Impact of electricity crisis in Gaza: reduced water quality, additional untreated sewage pumped into the sea and hospitals on the brink of stopping essential services

Gaza’s sole power plant out of commission. The power shortage in Gaza is preventing operation of water pumping stations and sewage treatment facilities. Hospitals will be forced to discontinue essential services within a week.

Gaza’s sole power plant out of commission. Photo by Gisha.

April 25, 2017. The electricity crisis in the Gaza Strip is causing havoc and threatening the lives and well-being of Gaza’s nearly two million residents. Gaza’s sole power plant has been out of commission for more than a week. A dispute between the Palestinian Authority and the de facto Hamas authorities over fuel taxation has impeded the plant’s standard operations, since funds donated by Turkey and Qatar designated for purchase of fuel were exhausted.

As a result of the shortage, power is supplied in cycles of six hours on, 12 hours off (for a total of eight hours per day). According to Mohammad Thabet, spokesperson for the Gaza Electricity Distribution Company (GEDCo), power supply is often insufficient even for six-hour intervals, with additional outages occurring where capacity falls short of demand. The worst of the summer heat and the month of Ramadan are around the corner.

The acute shortage in power also affects the availability of water for household use, with supply being dangerously low. According to Maher Najjar, deputy director of the Gaza Coastal Municipalities Water Utility (CMWU), water pumps are only working at 50 to 60 percent capacity; water is currently supplied to most districts in Gaza once every five days, instead of every other day, as was previously the case. Water desalination stations, which also require electricity, are operating at 30 percent capacity, resulting in even poorer quality of water than usual and increasing the risk of environmental and health hazards.

The authorities responsible for water treatment find themselves facing inconceivable dilemmas. For instance, they have been forced to shut down sewage treatment facilities and pump additional untreated sewage into the sea (roughly 110 million liters per day), using the scant electricity available to remove sewage from neighborhoods and prevent flooding. Generators only provide a partial solution as they cannot operate without interruption and they too require fuel.

The United Nations’ Office for Coordination of Humanitarian Affairs (OCHA) warns that if this severe power shortage continues, all 14 public hospitals in Gaza will be forced to shut down essential services.

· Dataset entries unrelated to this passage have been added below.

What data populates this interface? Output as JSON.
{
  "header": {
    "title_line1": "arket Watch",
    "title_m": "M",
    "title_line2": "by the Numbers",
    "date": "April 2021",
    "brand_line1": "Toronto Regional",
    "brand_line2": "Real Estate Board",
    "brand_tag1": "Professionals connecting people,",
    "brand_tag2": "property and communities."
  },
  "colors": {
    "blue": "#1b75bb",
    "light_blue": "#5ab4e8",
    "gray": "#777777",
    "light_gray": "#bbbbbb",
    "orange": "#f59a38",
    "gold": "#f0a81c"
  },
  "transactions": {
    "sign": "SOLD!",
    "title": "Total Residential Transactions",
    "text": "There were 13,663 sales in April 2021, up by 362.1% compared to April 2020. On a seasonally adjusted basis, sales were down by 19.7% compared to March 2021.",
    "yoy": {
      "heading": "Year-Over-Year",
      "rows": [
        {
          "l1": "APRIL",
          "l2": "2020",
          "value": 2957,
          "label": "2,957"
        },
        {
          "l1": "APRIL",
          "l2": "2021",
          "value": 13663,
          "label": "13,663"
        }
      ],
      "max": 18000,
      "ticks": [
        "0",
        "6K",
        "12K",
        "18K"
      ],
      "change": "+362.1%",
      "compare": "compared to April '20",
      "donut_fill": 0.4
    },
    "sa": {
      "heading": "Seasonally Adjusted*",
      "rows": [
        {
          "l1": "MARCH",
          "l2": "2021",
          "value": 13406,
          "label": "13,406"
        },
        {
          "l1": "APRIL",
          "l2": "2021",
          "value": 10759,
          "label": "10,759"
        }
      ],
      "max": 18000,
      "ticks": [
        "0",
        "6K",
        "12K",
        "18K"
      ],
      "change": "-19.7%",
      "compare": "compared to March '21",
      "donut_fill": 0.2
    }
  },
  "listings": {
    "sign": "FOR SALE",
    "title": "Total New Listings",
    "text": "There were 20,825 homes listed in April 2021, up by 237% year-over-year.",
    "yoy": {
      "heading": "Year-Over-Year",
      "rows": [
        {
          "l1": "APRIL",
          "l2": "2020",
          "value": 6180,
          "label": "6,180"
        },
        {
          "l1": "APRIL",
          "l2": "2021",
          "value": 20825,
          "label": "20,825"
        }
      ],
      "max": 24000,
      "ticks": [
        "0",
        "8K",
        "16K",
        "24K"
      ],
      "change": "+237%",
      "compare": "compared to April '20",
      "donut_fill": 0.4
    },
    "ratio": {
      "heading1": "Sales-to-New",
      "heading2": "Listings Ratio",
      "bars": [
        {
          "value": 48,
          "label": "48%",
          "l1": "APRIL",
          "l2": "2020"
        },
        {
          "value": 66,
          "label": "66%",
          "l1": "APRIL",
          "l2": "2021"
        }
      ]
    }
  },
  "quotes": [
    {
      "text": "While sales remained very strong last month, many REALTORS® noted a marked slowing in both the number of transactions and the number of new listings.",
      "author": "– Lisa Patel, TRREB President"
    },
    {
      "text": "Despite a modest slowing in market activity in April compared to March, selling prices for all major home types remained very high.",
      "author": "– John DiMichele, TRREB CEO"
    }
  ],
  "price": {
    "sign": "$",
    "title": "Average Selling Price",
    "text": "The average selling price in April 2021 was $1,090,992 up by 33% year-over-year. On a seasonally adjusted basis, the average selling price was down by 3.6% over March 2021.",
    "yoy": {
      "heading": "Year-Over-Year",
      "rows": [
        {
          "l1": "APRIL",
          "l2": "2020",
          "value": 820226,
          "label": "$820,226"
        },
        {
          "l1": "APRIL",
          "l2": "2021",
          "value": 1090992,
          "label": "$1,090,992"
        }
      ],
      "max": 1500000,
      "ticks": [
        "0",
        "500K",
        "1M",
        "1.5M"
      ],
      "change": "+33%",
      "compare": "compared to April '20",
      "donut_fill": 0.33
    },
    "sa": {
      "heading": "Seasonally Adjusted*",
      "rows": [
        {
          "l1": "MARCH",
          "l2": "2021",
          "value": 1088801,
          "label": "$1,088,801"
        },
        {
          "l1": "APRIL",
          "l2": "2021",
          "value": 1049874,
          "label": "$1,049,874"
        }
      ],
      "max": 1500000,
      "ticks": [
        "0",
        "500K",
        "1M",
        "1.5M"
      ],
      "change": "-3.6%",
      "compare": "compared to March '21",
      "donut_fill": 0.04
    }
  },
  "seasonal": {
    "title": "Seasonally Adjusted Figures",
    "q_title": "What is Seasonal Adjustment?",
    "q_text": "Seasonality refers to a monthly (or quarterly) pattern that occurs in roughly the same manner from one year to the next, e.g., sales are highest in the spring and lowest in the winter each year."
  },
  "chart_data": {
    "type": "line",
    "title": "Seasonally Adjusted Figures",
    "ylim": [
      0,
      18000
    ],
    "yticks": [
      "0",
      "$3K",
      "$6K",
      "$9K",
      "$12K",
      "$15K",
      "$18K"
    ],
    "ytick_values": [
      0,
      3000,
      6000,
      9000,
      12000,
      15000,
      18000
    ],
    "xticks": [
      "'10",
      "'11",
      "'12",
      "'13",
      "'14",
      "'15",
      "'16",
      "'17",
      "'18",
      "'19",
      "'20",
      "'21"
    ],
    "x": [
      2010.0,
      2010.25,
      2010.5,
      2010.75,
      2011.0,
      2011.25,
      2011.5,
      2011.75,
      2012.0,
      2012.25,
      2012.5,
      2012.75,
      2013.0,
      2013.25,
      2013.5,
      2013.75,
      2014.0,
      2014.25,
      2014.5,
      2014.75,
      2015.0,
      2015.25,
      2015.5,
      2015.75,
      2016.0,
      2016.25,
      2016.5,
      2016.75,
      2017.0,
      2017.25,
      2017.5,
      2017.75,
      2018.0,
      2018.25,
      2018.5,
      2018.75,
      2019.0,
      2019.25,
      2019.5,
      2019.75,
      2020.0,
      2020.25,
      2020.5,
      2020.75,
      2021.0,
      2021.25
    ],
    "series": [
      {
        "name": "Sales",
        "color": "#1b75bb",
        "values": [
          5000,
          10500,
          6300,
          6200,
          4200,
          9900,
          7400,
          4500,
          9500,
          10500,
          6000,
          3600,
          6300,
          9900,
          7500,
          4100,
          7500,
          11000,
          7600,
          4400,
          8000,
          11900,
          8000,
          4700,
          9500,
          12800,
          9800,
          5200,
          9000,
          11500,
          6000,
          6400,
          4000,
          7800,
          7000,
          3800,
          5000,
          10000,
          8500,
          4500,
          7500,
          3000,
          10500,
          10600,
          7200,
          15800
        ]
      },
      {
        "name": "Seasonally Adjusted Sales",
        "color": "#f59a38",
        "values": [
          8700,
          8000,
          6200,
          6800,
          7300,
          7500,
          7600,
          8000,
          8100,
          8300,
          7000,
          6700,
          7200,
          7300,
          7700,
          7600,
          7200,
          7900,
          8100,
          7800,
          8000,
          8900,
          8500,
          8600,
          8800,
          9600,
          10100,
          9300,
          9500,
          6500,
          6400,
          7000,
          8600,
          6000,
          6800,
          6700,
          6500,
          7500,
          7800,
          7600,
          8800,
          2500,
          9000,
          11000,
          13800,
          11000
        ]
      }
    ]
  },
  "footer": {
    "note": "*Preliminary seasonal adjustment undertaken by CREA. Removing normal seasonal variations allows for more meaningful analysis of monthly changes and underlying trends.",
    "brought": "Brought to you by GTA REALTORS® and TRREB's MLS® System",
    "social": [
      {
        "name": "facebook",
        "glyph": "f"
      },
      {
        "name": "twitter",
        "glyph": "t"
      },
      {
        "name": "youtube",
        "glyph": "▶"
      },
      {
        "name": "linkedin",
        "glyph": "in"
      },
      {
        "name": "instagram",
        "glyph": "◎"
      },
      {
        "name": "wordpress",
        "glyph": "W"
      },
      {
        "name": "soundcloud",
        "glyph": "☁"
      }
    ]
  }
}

Fuel reserves for hospital generators will run out within a week, OCHA cautioned.

The consensus in Gaza is that a solution for this crisis is nowhere on the horizon, despite the fact that it poses a real threat to the lives of residents. The situation requires immediate mobilization of all actors responsible for living conditions in Gaza. Israel maintains control over many aspects of civilian life in Gaza and is many regards responsible for the degradation of Gaza’s infrastructure. As the primary bearer of control over Gaza for the last 50 years, Israel must take immediate action toward finding a solution, rather than merely commenting on the situation.

It is important to note that the current crisis didn’t come as a surprise nor was it unexpected. It is the result of decades of neglect and decline. More information on the state of Gaza’s electricity, water and sewage infrastructure is available in a report we published earlier this year, Hand on the Switch. Crisis management is not an adequate response. All actors involved – the de facto authorities in Gaza, the Palestinian Authority, Egypt, the international community and, especially, Israel – must cooperate to restore and improve Gaza’s civilian infrastructure and allow its residents to lead normal lives, rather than waiting for the next foreseeable crisis.